Even though some parts of life feel utterly normal, like writing final papers and presentations – other parts couldn’t feel more different. Somehow it’s already May the ninth. In other words, I have maybe two and a half weeks before I relocate to the Netherlands and I feel a little off my game. Berlin is finally hitting the summer months; everything is getting warmer, more colourful, and I find myself falling in love with the city a little more every day.
School itself has become practically non-existent. The last things I have left to finish are a final group paper on food insecurity in Yemen and a presentation on growing voter engagement in the case of the recent Dutch elections. That’s… that’s it. And yet, we still have two weeks of school left? Granted, the majority of my time has been spent working on Sub-Stances, the website & podcast & and now company?
It’s a lot to take in. So I procrastinated by sending in my Absentee Ballot for the Virginia Democratic Primaries for the Governorship (yay). I also haven’t exactly found housing for the Hague yet… or booked my travel… or figured out a number of things that I really ought to do. Sometimes it can be better to live in the moment? (Or perhaps these are just excuses that I tell myself – either way… it’s fine)

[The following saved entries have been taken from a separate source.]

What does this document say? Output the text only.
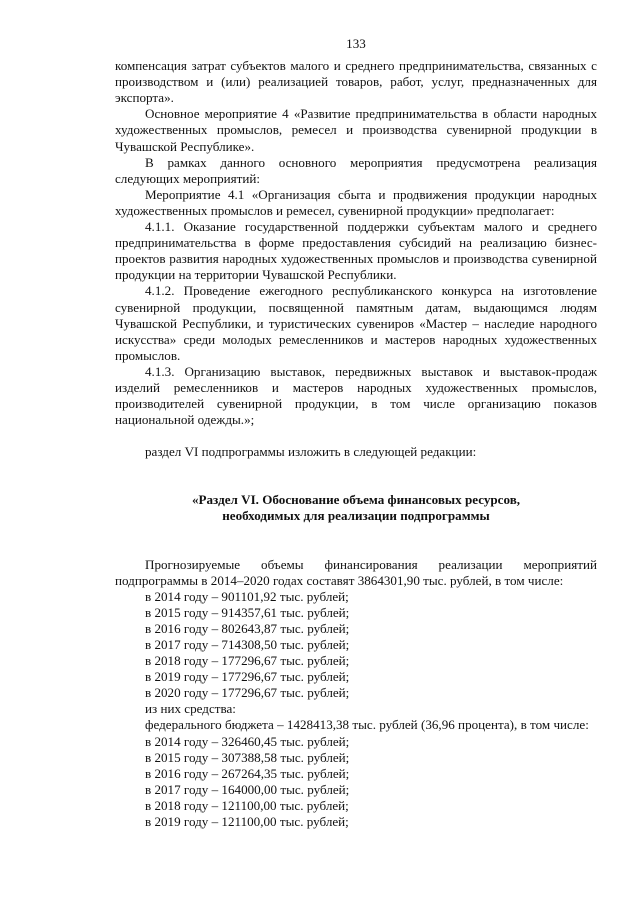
133

компенсация затрат субъектов малого и среднего предпринимательства, связанных с производством и (или) реализацией товаров, работ, услуг, предназначенных для экспорта».

Основное мероприятие 4 «Развитие предпринимательства в области народных художественных промыслов, ремесел и производства сувенирной продукции в Чувашской Республике».

В рамках данного основного мероприятия предусмотрена реализация следующих мероприятий:

Мероприятие 4.1 «Организация сбыта и продвижения продукции народных художественных промыслов и ремесел, сувенирной продукции» предполагает:

4.1.1. Оказание государственной поддержки субъектам малого и среднего предпринимательства в форме предоставления субсидий на реализацию бизнес-проектов развития народных художественных промыслов и производства сувенирной продукции на территории Чувашской Республики.

4.1.2. Проведение ежегодного республиканского конкурса на изготовление сувенирной продукции, посвященной памятным датам, выдающимся людям Чувашской Республики, и туристических сувениров «Мастер – наследие народного искусства» среди молодых ремесленников и мастеров народных художественных промыслов.

4.1.3. Организацию выставок, передвижных выставок и выставок-продаж изделий ремесленников и мастеров народных художественных промыслов, производителей сувенирной продукции, в том числе организацию показов национальной одежды.»;

раздел VI подпрограммы изложить в следующей редакции:

«Раздел VI. Обоснование объема финансовых ресурсов,
необходимых для реализации подпрограммы

Прогнозируемые объемы финансирования реализации мероприятий подпрограммы в 2014–2020 годах составят 3864301,90 тыс. рублей, в том числе:

в 2014 году – 901101,92 тыс. рублей;
в 2015 году – 914357,61 тыс. рублей;
в 2016 году – 802643,87 тыс. рублей;
в 2017 году – 714308,50 тыс. рублей;
в 2018 году – 177296,67 тыс. рублей;
в 2019 году – 177296,67 тыс. рублей;
в 2020 году – 177296,67 тыс. рублей;
из них средства:

федерального бюджета – 1428413,38 тыс. рублей (36,96 процента), в том числе:

в 2014 году – 326460,45 тыс. рублей;
в 2015 году – 307388,58 тыс. рублей;
в 2016 году – 267264,35 тыс. рублей;
в 2017 году – 164000,00 тыс. рублей;
в 2018 году – 121100,00 тыс. рублей;
в 2019 году – 121100,00 тыс. рублей;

I’ve been cooking loads – which is great – and doing yoga. I’m actually on Week 5 of the Perfect Body Yoga Program, and beyond excited to get stronger. Even though I sometimes end up a little off with the days, I absolutely love at least getting to do five 30-minute or so sessions of yoga per week, along with meditation. It’s huge how much of a difference it makes.
It’s strange how calm I am about moving. Maybe some of you don’t have the nerves. I definitely (normally) do. Not speaking Dutch should have an impact… and yet it doesn’t. For all intents and purposes, I’m going about my life as nothing exciting is happening. I feel somewhat adult-like for one of the first times in my life, and I’m… okay with it. I love Berlin. But I also love change, and I love putting myself in situations where I’m forced to adapt and change to meet challenges. If this isn’t doing that, then I don’t know what is.